Twitter’s format requires  you to become adept at writing fortunes for fortune cookies. The constraints are huge. If I have a link to interesting material (13 characters, one space) and leave room for a retweet (about 15 characters and one space), you’re looking at a budget of about 98 characters (I have to allow another 11 for attribution – @johnsumser). It takes sophisticated trimming and editing to pack anything of interest into 98 characters. That’s nearly 1/3 less than the advertised budget of 140.

In the twittersphere, ideas only get communicated if they can handle the retweet attribution overhead. This is how you attach information to the network. Your brand (@yourname) guarantees one level of quality. The retweeter’s brand (@theirname) is the localized guarantee. You need both big brand and local references to do business in the real twitosphere.

Often, I take a key quote from within there  target article. Writers who work in print have a luxurious style. Print is almost as unconstrained as web writing. Paring down those long sentences to something close to their essence takes time and an occasional intuitive leap.

The result is a slogan-y flow of micro-headlines that point to a larger story. Like mini-sculptures made of 98 letters and spaces, you take away the stone to reveal the image that was always there. Compressing meaning into a small fixed space always involves solving a puzzle. Teensy bits of meaning get sacrificed to the gods of communication. I aim to capture the essence and get there regularly.
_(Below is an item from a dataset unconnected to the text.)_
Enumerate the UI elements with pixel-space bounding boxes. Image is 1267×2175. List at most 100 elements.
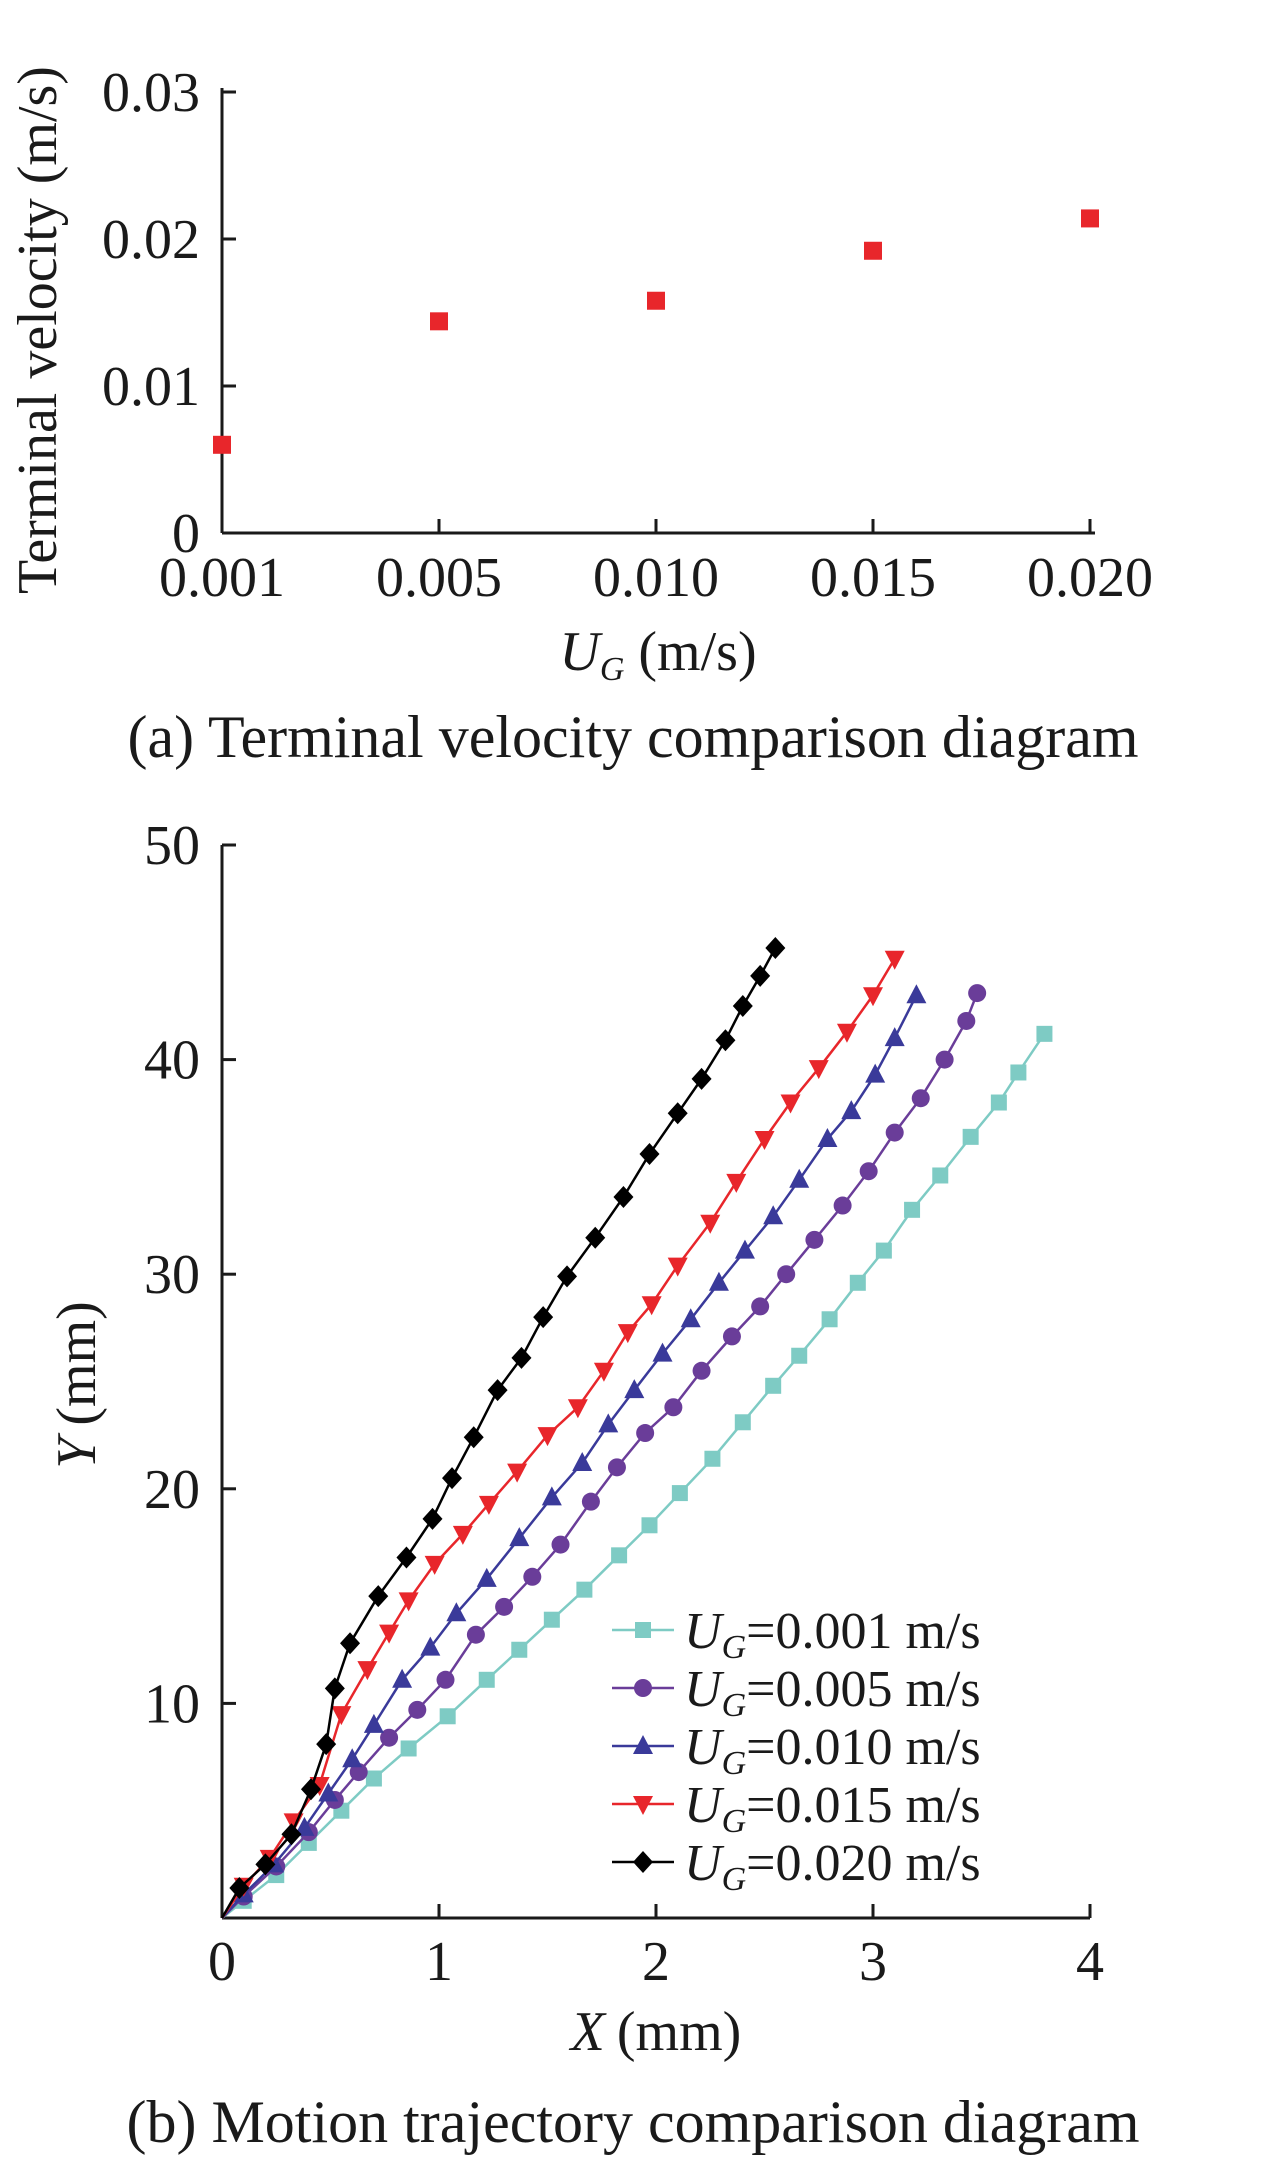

I think of Mark Twain who said, “It would have been shorter if I had more time.”

At 98 characters, the ideas are bold and declarative. You can make complex and nuanced cocktails at 140 characters. At 98, it’s straight up.

To the uninitiated, it looks like communication by bumper sticker. Artless tweeters resemble those California Volkswagen buses with 50 urgent messages competing for your attention. Armed with a flow of good material (and  resisting the temptation to preach), it’s possible to effectively point people to key bits of information.